I believe that participating with all regions on a variety of issues and being part of the Senior Leadership Team have given me a valuable perspective and understanding of the organization. That has prepared me for my new role as the CRSP manager.

What is something most people do not know about you? 
I enjoy cooking in my cast-iron Dutch ovens. I have eight of them in various sizes. I’m not a medal-wearing champion, but I enjoy the process and usually the results. 

I have also recently tried my hand at bread making and make a pretty mean loaf of bread, if I do say so myself!

What are you reading right now? Do you have a favorite author?
I have always been very active and enjoy working with my hands. As such, I have never been an avid reader.
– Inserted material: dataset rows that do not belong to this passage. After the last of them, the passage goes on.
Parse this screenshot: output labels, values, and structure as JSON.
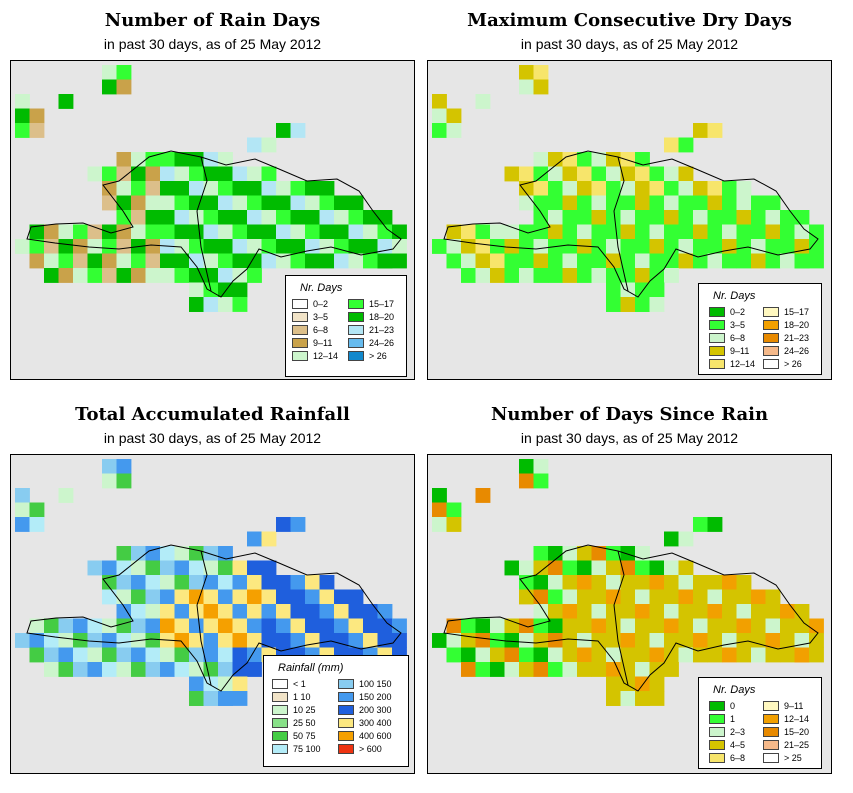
{
  "panels": [
    {
      "title": "Number of Rain Days",
      "subtitle": "in past 30 days, as of  25 May 2012",
      "legend_title": "Nr. Days",
      "legend_items": [
        {
          "label": "0–2",
          "color": "#ffffff"
        },
        {
          "label": "3–5",
          "color": "#f2e4c8"
        },
        {
          "label": "6–8",
          "color": "#dcbf8a"
        },
        {
          "label": "9–11",
          "color": "#c9a24a"
        },
        {
          "label": "12–14",
          "color": "#ccf5cc"
        },
        {
          "label": "15–17",
          "color": "#33ff33"
        },
        {
          "label": "18–20",
          "color": "#00bb00"
        },
        {
          "label": "21–23",
          "color": "#b3e6f5"
        },
        {
          "label": "24–26",
          "color": "#66bbee"
        },
        {
          "label": "> 26",
          "color": "#1188cc"
        }
      ]
    },
    {
      "title": "Maximum Consecutive Dry Days",
      "subtitle": "in past 30 days, as of  25 May 2012",
      "legend_title": "Nr. Days",
      "legend_items": [
        {
          "label": "0–2",
          "color": "#00bb00"
        },
        {
          "label": "3–5",
          "color": "#33ff33"
        },
        {
          "label": "6–8",
          "color": "#ccf5cc"
        },
        {
          "label": "9–11",
          "color": "#d4c400"
        },
        {
          "label": "12–14",
          "color": "#f7e56b"
        },
        {
          "label": "15–17",
          "color": "#fff8c0"
        },
        {
          "label": "18–20",
          "color": "#f2a000"
        },
        {
          "label": "21–23",
          "color": "#e88a00"
        },
        {
          "label": "24–26",
          "color": "#f5b98a"
        },
        {
          "label": "> 26",
          "color": "#ffffff"
        }
      ]
    },
    {
      "title": "Total Accumulated Rainfall",
      "subtitle": "in past 30 days, as of  25 May 2012",
      "legend_title": "Rainfall (mm)",
      "legend_items": [
        {
          "label": "< 1",
          "color": "#ffffff"
        },
        {
          "label": "1    10",
          "color": "#f2e4c8"
        },
        {
          "label": "10    25",
          "color": "#ccf5cc"
        },
        {
          "label": "25    50",
          "color": "#88e088"
        },
        {
          "label": "50    75",
          "color": "#44cc44"
        },
        {
          "label": "75    100",
          "color": "#b3ecf8"
        },
        {
          "label": "100   150",
          "color": "#88ccf0"
        },
        {
          "label": "150   200",
          "color": "#4499ee"
        },
        {
          "label": "200   300",
          "color": "#1f5fdd"
        },
        {
          "label": "300   400",
          "color": "#fce880"
        },
        {
          "label": "400   600",
          "color": "#f5a000"
        },
        {
          "label": "> 600",
          "color": "#ee3311"
        }
      ]
    },
    {
      "title": "Number of Days Since Rain",
      "subtitle": "in past 30 days, as of  25 May 2012",
      "legend_title": "Nr. Days",
      "legend_items": [
        {
          "label": "0",
          "color": "#00bb00"
        },
        {
          "label": "1",
          "color": "#33ff33"
        },
        {
          "label": "2–3",
          "color": "#ccf5cc"
        },
        {
          "label": "4–5",
          "color": "#d4c400"
        },
        {
          "label": "6–8",
          "color": "#f7e56b"
        },
        {
          "label": "9–11",
          "color": "#fff8c0"
        },
        {
          "label": "12–14",
          "color": "#f2a000"
        },
        {
          "label": "15–20",
          "color": "#e88a00"
        },
        {
          "label": "21–25",
          "color": "#f5b98a"
        },
        {
          "label": "> 25",
          "color": "#ffffff"
        }
      ]
    }
  ]
}
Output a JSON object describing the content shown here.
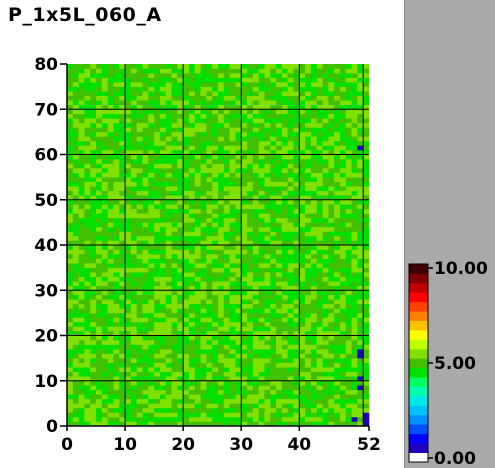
{
  "chart_data": {
    "type": "heatmap",
    "title": "P_1x5L_060_A",
    "x_range": [
      0,
      52
    ],
    "y_range": [
      0,
      80
    ],
    "x_ticks": [
      0,
      10,
      20,
      30,
      40,
      52
    ],
    "x_tick_labels": [
      "0",
      "10",
      "20",
      "30",
      "40",
      "52"
    ],
    "y_ticks": [
      0,
      10,
      20,
      30,
      40,
      50,
      60,
      70,
      80
    ],
    "y_tick_labels": [
      "0",
      "10",
      "20",
      "30",
      "40",
      "50",
      "60",
      "70",
      "80"
    ],
    "grid": true,
    "grid_x": [
      10,
      20,
      30,
      40,
      51
    ],
    "grid_y": [
      10,
      20,
      30,
      40,
      50,
      60,
      70
    ],
    "base_value": 5.0,
    "typical_value_range": [
      4.3,
      5.7
    ],
    "low_cells": [
      {
        "x": 50,
        "y": 61,
        "value": 0.8
      },
      {
        "x": 50,
        "y": 16,
        "value": 0.8
      },
      {
        "x": 50,
        "y": 15,
        "value": 0.8
      },
      {
        "x": 50,
        "y": 10,
        "value": 0.8
      },
      {
        "x": 50,
        "y": 8,
        "value": 0.8
      },
      {
        "x": 49,
        "y": 1,
        "value": 0.8
      },
      {
        "x": 51,
        "y": 2,
        "value": 0.8
      },
      {
        "x": 51,
        "y": 1,
        "value": 0.8
      },
      {
        "x": 51,
        "y": 0,
        "value": 0.8
      }
    ],
    "colorbar": {
      "min": 0.0,
      "max": 10.0,
      "tick_values": [
        0,
        5,
        10
      ],
      "labels": [
        "0.00",
        "5.00",
        "10.00"
      ],
      "colors": [
        "#ffffff",
        "#2000c0",
        "#0000ff",
        "#0050ff",
        "#0090ff",
        "#00c0ff",
        "#00e8e8",
        "#00ffb0",
        "#00ff60",
        "#00e000",
        "#40c000",
        "#80e000",
        "#c0ff00",
        "#ffff00",
        "#ffc000",
        "#ff8000",
        "#ff4000",
        "#ff0000",
        "#c00000",
        "#800000",
        "#400000"
      ]
    }
  }
}
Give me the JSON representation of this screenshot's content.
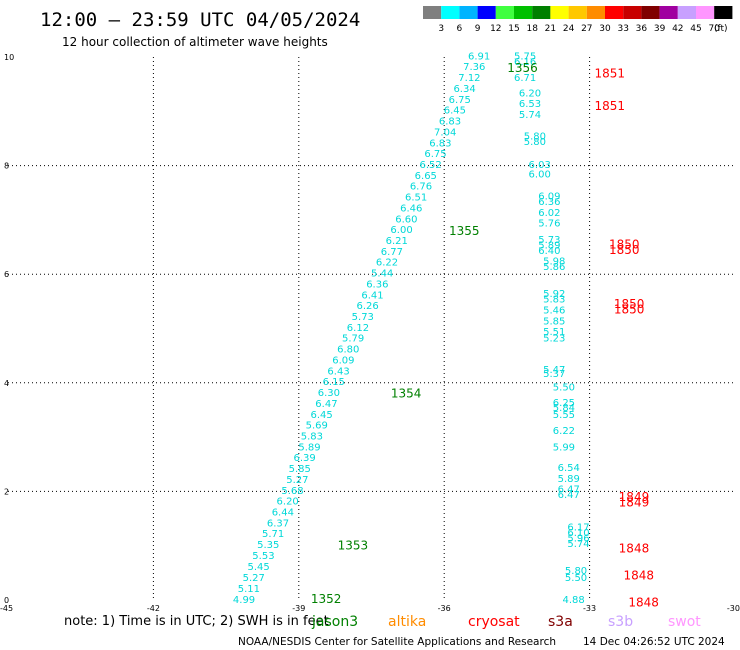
{
  "header": {
    "title": "12:00 — 23:59 UTC 04/05/2024",
    "subtitle": "12 hour collection of altimeter wave heights"
  },
  "colorbar": {
    "labels": [
      "3",
      "6",
      "9",
      "12",
      "15",
      "18",
      "21",
      "24",
      "27",
      "30",
      "33",
      "36",
      "39",
      "42",
      "45",
      "70"
    ],
    "unit": "(ft)",
    "colors": [
      "#7f7f7f",
      "#00ffff",
      "#00b4ff",
      "#0000ff",
      "#40ff40",
      "#00c000",
      "#008000",
      "#ffff00",
      "#ffc800",
      "#ff8c00",
      "#ff0000",
      "#c80000",
      "#800000",
      "#a000a0",
      "#c8a0ff",
      "#ff96ff",
      "#000000"
    ]
  },
  "footer": {
    "note": "note:  1) Time is in UTC; 2) SWH is in feet",
    "satellites": [
      {
        "name": "jason3",
        "color": "#008000"
      },
      {
        "name": "altika",
        "color": "#ff8c00"
      },
      {
        "name": "cryosat",
        "color": "#ff0000"
      },
      {
        "name": "s3a",
        "color": "#800000"
      },
      {
        "name": "s3b",
        "color": "#c8a0ff"
      },
      {
        "name": "swot",
        "color": "#ff96ff"
      }
    ],
    "credit": "NOAA/NESDIS Center for Satellite Applications and Research",
    "generated": "14 Dec 04:26:52 UTC 2024"
  },
  "chart_data": {
    "type": "scatter",
    "title": "12:00 — 23:59 UTC 04/05/2024",
    "subtitle": "12 hour collection of altimeter wave heights",
    "xlim": [
      -45,
      -30
    ],
    "ylim": [
      0,
      10
    ],
    "x_ticks": [
      "-45",
      "-42",
      "-39",
      "-36",
      "-33",
      "-30"
    ],
    "y_ticks": [
      "0",
      "2",
      "4",
      "6",
      "8",
      "10"
    ],
    "grid": true,
    "value_color": "#00d8d8",
    "series": [
      {
        "name": "jason3",
        "color": "#008000",
        "points": [
          {
            "x": -39.9,
            "y": 0.02,
            "v": "4.99"
          },
          {
            "x": -39.8,
            "y": 0.22,
            "v": "5.11"
          },
          {
            "x": -39.7,
            "y": 0.42,
            "v": "5.27"
          },
          {
            "x": -39.6,
            "y": 0.63,
            "v": "5.45"
          },
          {
            "x": -39.5,
            "y": 0.83,
            "v": "5.53"
          },
          {
            "x": -39.4,
            "y": 1.03,
            "v": "5.35"
          },
          {
            "x": -39.3,
            "y": 1.23,
            "v": "5.71"
          },
          {
            "x": -39.2,
            "y": 1.43,
            "v": "6.37"
          },
          {
            "x": -39.1,
            "y": 1.63,
            "v": "6.44"
          },
          {
            "x": -39.0,
            "y": 1.83,
            "v": "6.20"
          },
          {
            "x": -38.9,
            "y": 2.03,
            "v": "5.68"
          },
          {
            "x": -38.8,
            "y": 2.23,
            "v": "5.27"
          },
          {
            "x": -38.75,
            "y": 2.43,
            "v": "5.85"
          },
          {
            "x": -38.65,
            "y": 2.63,
            "v": "6.39"
          },
          {
            "x": -38.55,
            "y": 2.83,
            "v": "5.89"
          },
          {
            "x": -38.5,
            "y": 3.03,
            "v": "5.83"
          },
          {
            "x": -38.4,
            "y": 3.23,
            "v": "5.69"
          },
          {
            "x": -38.3,
            "y": 3.43,
            "v": "6.45"
          },
          {
            "x": -38.2,
            "y": 3.63,
            "v": "6.47"
          },
          {
            "x": -38.15,
            "y": 3.83,
            "v": "6.30"
          },
          {
            "x": -38.05,
            "y": 4.03,
            "v": "6.15"
          },
          {
            "x": -37.95,
            "y": 4.23,
            "v": "6.43"
          },
          {
            "x": -37.85,
            "y": 4.43,
            "v": "6.09"
          },
          {
            "x": -37.75,
            "y": 4.63,
            "v": "6.80"
          },
          {
            "x": -37.65,
            "y": 4.83,
            "v": "5.79"
          },
          {
            "x": -37.55,
            "y": 5.03,
            "v": "6.12"
          },
          {
            "x": -37.45,
            "y": 5.23,
            "v": "5.73"
          },
          {
            "x": -37.35,
            "y": 5.43,
            "v": "6.26"
          },
          {
            "x": -37.25,
            "y": 5.63,
            "v": "6.41"
          },
          {
            "x": -37.15,
            "y": 5.83,
            "v": "6.36"
          },
          {
            "x": -37.05,
            "y": 6.03,
            "v": "5.44"
          },
          {
            "x": -36.95,
            "y": 6.23,
            "v": "6.22"
          },
          {
            "x": -36.85,
            "y": 6.43,
            "v": "6.77"
          },
          {
            "x": -36.75,
            "y": 6.63,
            "v": "6.21"
          },
          {
            "x": -36.65,
            "y": 6.83,
            "v": "6.00"
          },
          {
            "x": -36.55,
            "y": 7.03,
            "v": "6.60"
          },
          {
            "x": -36.45,
            "y": 7.23,
            "v": "6.46"
          },
          {
            "x": -36.35,
            "y": 7.43,
            "v": "6.51"
          },
          {
            "x": -36.25,
            "y": 7.63,
            "v": "6.76"
          },
          {
            "x": -36.15,
            "y": 7.83,
            "v": "6.65"
          },
          {
            "x": -36.05,
            "y": 8.03,
            "v": "6.52"
          },
          {
            "x": -35.95,
            "y": 8.23,
            "v": "6.75"
          },
          {
            "x": -35.85,
            "y": 8.43,
            "v": "6.83"
          },
          {
            "x": -35.75,
            "y": 8.63,
            "v": "7.04"
          },
          {
            "x": -35.65,
            "y": 8.83,
            "v": "6.83"
          },
          {
            "x": -35.55,
            "y": 9.03,
            "v": "6.45"
          },
          {
            "x": -35.45,
            "y": 9.23,
            "v": "6.75"
          },
          {
            "x": -35.35,
            "y": 9.43,
            "v": "6.34"
          },
          {
            "x": -35.25,
            "y": 9.63,
            "v": "7.12"
          },
          {
            "x": -35.15,
            "y": 9.83,
            "v": "7.36"
          },
          {
            "x": -35.05,
            "y": 10.03,
            "v": "6.91"
          }
        ],
        "pass_labels": [
          {
            "x": -38.75,
            "y": 0.02,
            "text": "1352"
          },
          {
            "x": -38.2,
            "y": 1.0,
            "text": "1353"
          },
          {
            "x": -37.1,
            "y": 3.8,
            "text": "1354"
          },
          {
            "x": -35.9,
            "y": 6.8,
            "text": "1355"
          },
          {
            "x": -34.7,
            "y": 9.8,
            "text": "1356"
          }
        ]
      },
      {
        "name": "cryosat",
        "color": "#ff0000",
        "points": [
          {
            "x": -33.1,
            "y": 0.02,
            "v": "4.88"
          },
          {
            "x": -33.05,
            "y": 0.42,
            "v": "5.50"
          },
          {
            "x": -33.05,
            "y": 0.55,
            "v": "5.80"
          },
          {
            "x": -33.0,
            "y": 1.05,
            "v": "5.74"
          },
          {
            "x": -33.0,
            "y": 1.15,
            "v": "5.96"
          },
          {
            "x": -33.0,
            "y": 1.25,
            "v": "6.10"
          },
          {
            "x": -33.0,
            "y": 1.35,
            "v": "6.17"
          },
          {
            "x": -33.2,
            "y": 1.95,
            "v": "6.47"
          },
          {
            "x": -33.2,
            "y": 2.05,
            "v": "6.47"
          },
          {
            "x": -33.2,
            "y": 2.25,
            "v": "5.89"
          },
          {
            "x": -33.2,
            "y": 2.45,
            "v": "6.54"
          },
          {
            "x": -33.3,
            "y": 2.83,
            "v": "5.99"
          },
          {
            "x": -33.3,
            "y": 3.13,
            "v": "6.22"
          },
          {
            "x": -33.3,
            "y": 3.43,
            "v": "5.55"
          },
          {
            "x": -33.3,
            "y": 3.55,
            "v": "5.84"
          },
          {
            "x": -33.3,
            "y": 3.65,
            "v": "6.25"
          },
          {
            "x": -33.3,
            "y": 3.93,
            "v": "5.50"
          },
          {
            "x": -33.5,
            "y": 4.18,
            "v": "5.37"
          },
          {
            "x": -33.5,
            "y": 4.25,
            "v": "5.47"
          },
          {
            "x": -33.5,
            "y": 4.83,
            "v": "5.23"
          },
          {
            "x": -33.5,
            "y": 4.95,
            "v": "5.51"
          },
          {
            "x": -33.5,
            "y": 5.15,
            "v": "5.85"
          },
          {
            "x": -33.5,
            "y": 5.35,
            "v": "5.46"
          },
          {
            "x": -33.5,
            "y": 5.55,
            "v": "5.83"
          },
          {
            "x": -33.5,
            "y": 5.65,
            "v": "5.92"
          },
          {
            "x": -33.5,
            "y": 6.15,
            "v": "5.86"
          },
          {
            "x": -33.5,
            "y": 6.25,
            "v": "5.98"
          },
          {
            "x": -33.6,
            "y": 6.45,
            "v": "6.40"
          },
          {
            "x": -33.6,
            "y": 6.55,
            "v": "5.89"
          },
          {
            "x": -33.6,
            "y": 6.65,
            "v": "5.73"
          },
          {
            "x": -33.6,
            "y": 6.95,
            "v": "5.76"
          },
          {
            "x": -33.6,
            "y": 7.15,
            "v": "6.02"
          },
          {
            "x": -33.6,
            "y": 7.35,
            "v": "6.36"
          },
          {
            "x": -33.6,
            "y": 7.45,
            "v": "6.09"
          },
          {
            "x": -33.8,
            "y": 7.85,
            "v": "6.00"
          },
          {
            "x": -33.8,
            "y": 8.03,
            "v": "6.03"
          },
          {
            "x": -33.9,
            "y": 8.45,
            "v": "5.80"
          },
          {
            "x": -33.9,
            "y": 8.55,
            "v": "5.80"
          },
          {
            "x": -34.0,
            "y": 8.95,
            "v": "5.74"
          },
          {
            "x": -34.0,
            "y": 9.15,
            "v": "6.53"
          },
          {
            "x": -34.0,
            "y": 9.35,
            "v": "6.20"
          },
          {
            "x": -34.1,
            "y": 9.63,
            "v": "6.71"
          },
          {
            "x": -34.1,
            "y": 9.93,
            "v": "6.16"
          },
          {
            "x": -34.1,
            "y": 10.03,
            "v": "5.75"
          }
        ],
        "pass_labels": [
          {
            "x": -32.2,
            "y": -0.05,
            "text": "1848"
          },
          {
            "x": -32.3,
            "y": 0.45,
            "text": "1848"
          },
          {
            "x": -32.4,
            "y": 0.95,
            "text": "1848"
          },
          {
            "x": -32.4,
            "y": 1.8,
            "text": "1849"
          },
          {
            "x": -32.4,
            "y": 1.9,
            "text": "1849"
          },
          {
            "x": -32.5,
            "y": 5.35,
            "text": "1850"
          },
          {
            "x": -32.5,
            "y": 5.45,
            "text": "1850"
          },
          {
            "x": -32.6,
            "y": 6.45,
            "text": "1850"
          },
          {
            "x": -32.6,
            "y": 6.55,
            "text": "1850"
          },
          {
            "x": -32.9,
            "y": 9.1,
            "text": "1851"
          },
          {
            "x": -32.9,
            "y": 9.7,
            "text": "1851"
          }
        ]
      }
    ]
  }
}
I enjoy short articles, mostly religious or related to outdoor activities.

What are your communication and leadership styles?
My communications style is “no surprises!” I don’t need to be involved in every minute detail, but I do like to know what is going on and understand issues.

I think communication is key to success. If we are not informed, we fill in the blanks mentally and, even if those thoughts are incorrect, they become reality in our mind.

My leadership style is simple: Everyone will rise to the level of our expectation. I believe communicating that level and allowing autonomy to complete the work brings satisfaction and success. I believe teamwork is usually the best approach and also creates success. In that regard, if one is successful, we are all successful. 

I have been given opportunities to grow and I want to allow those same opportunities to others.

Would you tell us about your coworkers at home?
My wife and I have been married for 32 years. We are semi-empty nesters. We have three adult children, two girls and a boy, who are on their own, but our youngest son recently moved home after being away at a junior college. He will continue his education at a university that is closer to home this fall.

My wife is “retired” after 18 years in the community development department of the city in which we live. I say “retired” because she works harder now taking care of me than she did at work. We also have one of the best blessings in life: a granddaughter who keeps us hopping!

During WAPA’s period of maximum telework, what do you think was the most valuable lesson you’ve learned as a leader? 
Being prepared and being flexible is key to being successful. The foresight of our Information Technology leadership that had prepared WAPA’s systems and equipment to quickly pivot to a remote work environment was key to our success.

I am an introvert by nature, but I did learn that we all need face-to-face interaction to build and maintain relationships. I am grateful we are able to return to some sense of our past in meeting together.